The Orioles directed a request for comment to MLB, while an MLBPA representative declined to comment.
As director of pitching, Holt was intended to serve in a hybrid role working with the Orioles' pitchers in the majors and throughout the minors, but the coronavirus pandemic hampered his ability to do so, leaving Holt to do the majority of his work at the team’s alternate training site in Bowie.
Shortly after becoming the Orioles' GM in November 2018 after a long tenure in the Houston Astros' front office, Elias hired Holt away from Houston to be Baltimore’s minor league pitching coordinator. In Holt’s first and only year in that role, many of the Orioles' minor league affiliates led their respective leagues in strikeouts while numerous individual pitchers took leaps forward.

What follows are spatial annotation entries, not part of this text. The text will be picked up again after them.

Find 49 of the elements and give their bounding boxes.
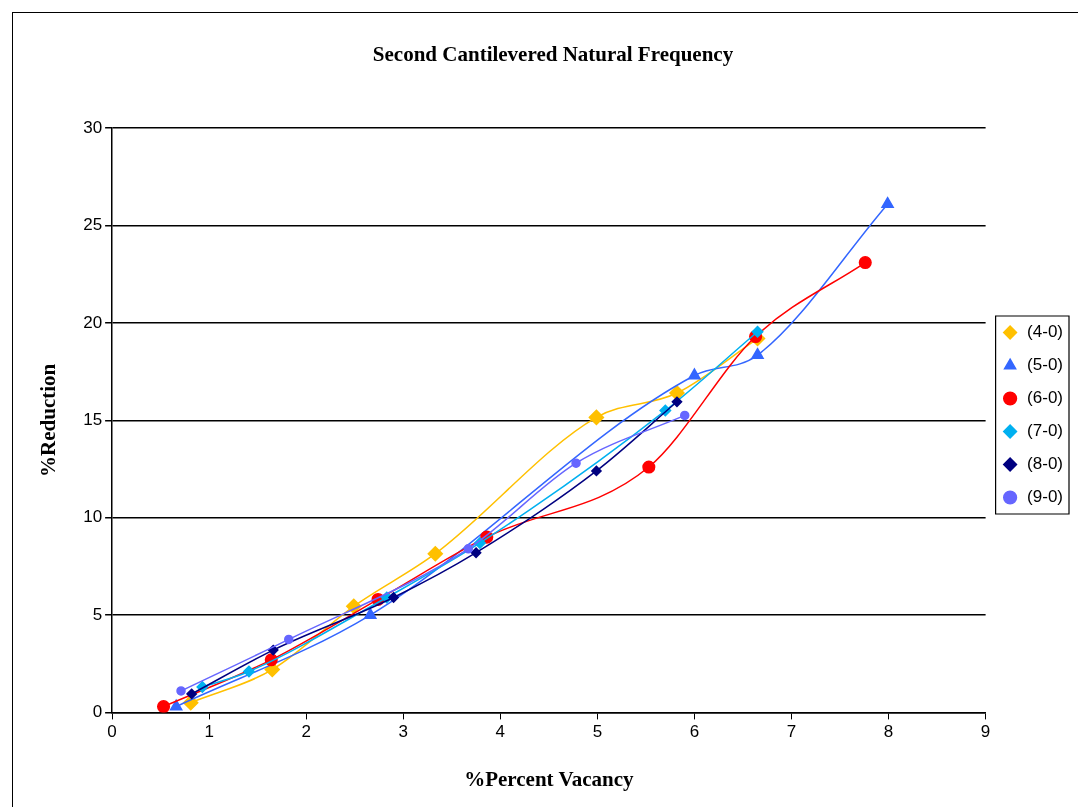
- legend-label: (5-0): [1027, 355, 1064, 375]
- x-tick-label: 5: [592, 722, 603, 742]
- point: [157, 700, 171, 713]
- chart-title: Second Cantilevered Natural Frequency: [372, 42, 734, 67]
- y-axis-title: %Reduction: [36, 363, 61, 477]
- x-axis-title: %Percent Vacancy: [464, 766, 635, 791]
- y-tick-label: 10: [83, 507, 103, 527]
- point: [858, 256, 872, 270]
- x-tick-label: 1: [204, 722, 214, 742]
- legend-label: (8-0): [1027, 454, 1064, 474]
- point: [284, 634, 294, 645]
- x-tick-label: 8: [883, 722, 894, 742]
- point: [591, 465, 602, 477]
- point: [751, 347, 764, 360]
- y-tick-label: 5: [92, 604, 103, 624]
- point: [169, 699, 183, 711]
- y-tick-label: 15: [83, 409, 103, 429]
- y-tick-label: 20: [83, 312, 103, 332]
- point: [470, 547, 482, 559]
- point: [688, 368, 701, 380]
- point: [427, 545, 444, 562]
- point: [679, 410, 690, 421]
- point: [588, 409, 605, 426]
- legend-label: (7-0): [1027, 421, 1064, 441]
- legend-label: (6-0): [1027, 388, 1064, 408]
- point: [571, 458, 581, 468]
- point: [388, 592, 399, 603]
- y-tick-label: 0: [92, 702, 103, 722]
- x-tick-label: 6: [689, 722, 700, 742]
- point: [363, 607, 377, 619]
- y-tick-label: 25: [83, 215, 103, 235]
- x-tick-label: 0: [107, 722, 117, 742]
- point: [176, 686, 186, 696]
- point: [881, 197, 894, 209]
- point: [186, 688, 198, 700]
- x-tick-label: 9: [980, 722, 991, 742]
- x-tick-label: 7: [786, 722, 797, 742]
- point: [642, 460, 656, 474]
- legend-label: (9-0): [1027, 487, 1064, 507]
- y-tick-label: 30: [83, 117, 103, 137]
- point: [243, 665, 255, 678]
- x-tick-label: 3: [398, 722, 409, 742]
- point: [669, 385, 685, 401]
- point: [751, 325, 764, 338]
- x-tick-label: 2: [301, 722, 311, 742]
- x-tick-label: 4: [495, 722, 506, 742]
- point: [671, 396, 683, 408]
- legend-label: (4-0): [1027, 322, 1064, 342]
- point: [463, 544, 474, 554]
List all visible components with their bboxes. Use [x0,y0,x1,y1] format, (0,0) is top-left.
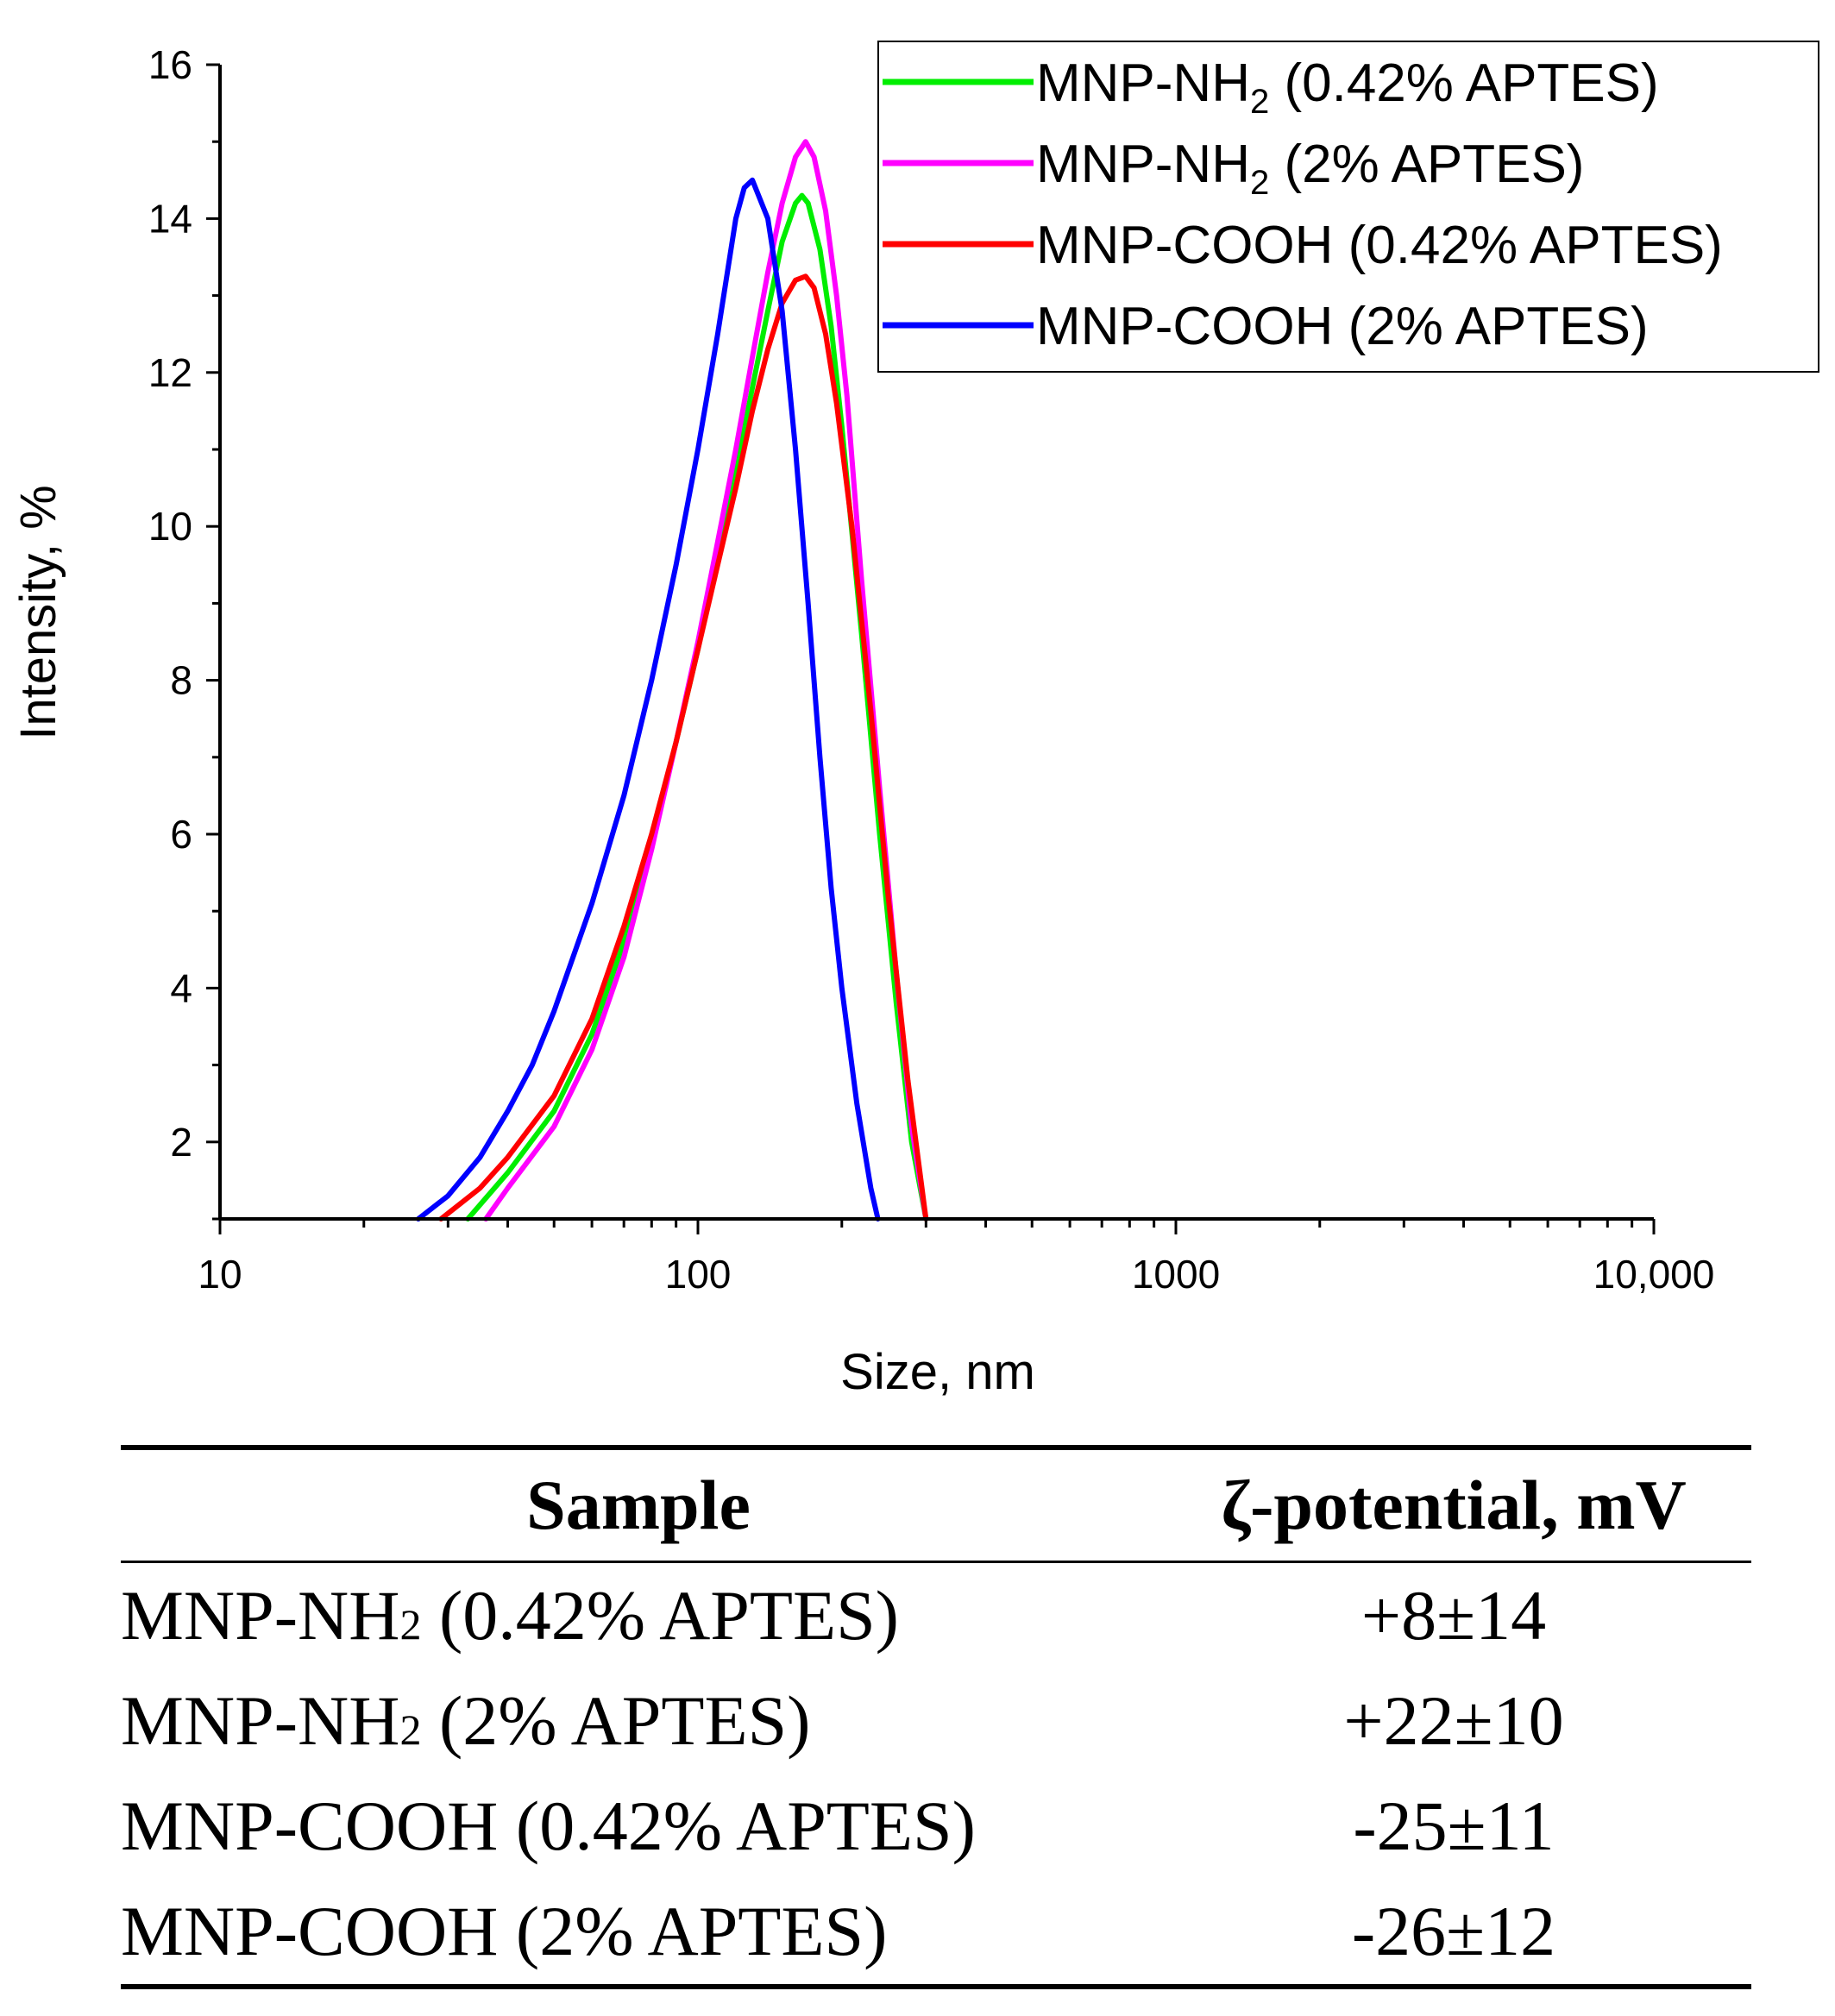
zeta-value-cell: -26±12 [1351,1892,1556,1970]
series-line-2 [483,139,929,1222]
dls-size-distribution-chart: 2 4 6 8 10 12 14 16 10 100 1000 10,000 Size, nm Int… [10,41,1819,1400]
y-tick-label: 2 [170,1120,192,1165]
zeta-value-cell: -25±11 [1353,1787,1555,1865]
legend-label-2: MNP-NH2 (2% APTES) [1036,135,1584,202]
header-zeta-potential: ζ-potential, mV [1221,1466,1687,1544]
y-axis-title: Intensity, % [10,485,66,740]
header-sample: Sample [526,1466,751,1544]
table-row: MNP-NH2 (2% APTES) +22±10 [121,1668,1751,1774]
x-tick-label: 1000 [1132,1252,1220,1297]
series-line-4 [415,177,881,1222]
sample-name-main: MNP-NH [121,1576,400,1655]
table-row: MNP-NH2 (0.42% APTES) +8±14 [121,1562,1751,1669]
y-tick-label: 8 [170,658,192,703]
axes-group [218,65,1654,1221]
y-tick-label: 16 [148,42,192,87]
legend-label-1: MNP-NH2 (0.42% APTES) [1036,53,1659,121]
x-tick-label: 10 [198,1252,242,1297]
ticks-group: 2 4 6 8 10 12 14 16 10 100 1000 10,000 [148,42,1715,1297]
x-tick-label: 100 [665,1252,732,1297]
sample-name-cell: MNP-COOH (0.42% APTES) [121,1774,1156,1879]
y-tick-label: 6 [170,812,192,857]
sample-name-subscript: 2 [399,1705,422,1754]
y-tick-label: 12 [148,350,192,395]
sample-name-main: MNP-COOH (0.42% APTES) [121,1787,976,1865]
legend-box [877,41,1819,373]
sample-name-tail: (0.42% APTES) [421,1576,899,1655]
series-line-1 [465,192,929,1222]
legend: MNP-NH2 (0.42% APTES) MNP-NH2 (2% APTES) M… [877,41,1819,373]
sample-name-cell: MNP-COOH (2% APTES) [121,1879,1156,1987]
x-tick-label: 10,000 [1593,1252,1715,1297]
table-header-row: Sample ζ-potential, mV [121,1448,1751,1562]
x-axis-title: Size, nm [840,1344,1035,1400]
y-tick-label: 10 [148,504,192,549]
sample-name-main: MNP-COOH (2% APTES) [121,1892,888,1970]
sample-name-main: MNP-NH [121,1681,400,1760]
sample-name-cell: MNP-NH2 (2% APTES) [121,1668,1156,1774]
plot-series-group [415,139,929,1222]
zeta-potential-table: Sample ζ-potential, mV MNP-NH2 (0.42% AP… [121,1445,1751,1989]
sample-name-tail: (2% APTES) [421,1681,811,1760]
series-line-3 [438,273,929,1222]
table-row: MNP-COOH (2% APTES) -26±12 [121,1879,1751,1987]
legend-label-4: MNP-COOH (2% APTES) [1036,297,1649,356]
zeta-value-cell: +8±14 [1361,1576,1547,1655]
table-row: MNP-COOH (0.42% APTES) -25±11 [121,1774,1751,1879]
y-tick-label: 4 [170,965,192,1010]
sample-name-cell: MNP-NH2 (0.42% APTES) [121,1562,1156,1669]
sample-name-subscript: 2 [399,1600,422,1649]
y-tick-label: 14 [148,196,192,241]
legend-label-3: MNP-COOH (0.42% APTES) [1036,216,1723,275]
zeta-value-cell: +22±10 [1343,1681,1564,1760]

The other three Orioles coaches included on the pension plan, according to the Daily News, were major league field coordinator Tim Cossins, hitting coach Don Long and third base coach José Flores. Last month, Flores and pitching coach Doug Brocail were informed they won’t return for the 2021 season. Holt is a potential candidate to replace Brocail as pitching coach.
In addition to medical benefits and life insurance, inclusion on the pension plan includes a players' licensing check from the sale of paraphernalia and merchandise and baseball cards, generally ranging from $40,000-$60,000, according to the Daily News.
This past offseason, Elias and Holt’s former organization, the Astros, was found to have cheated during its run to the 2017 World Series title by using a video relay system to steal opposing teams' signs. Elias, Holt and Orioles assistant general manager Sig Mejdal, also a former Houston employee, were not implicated in the scandal.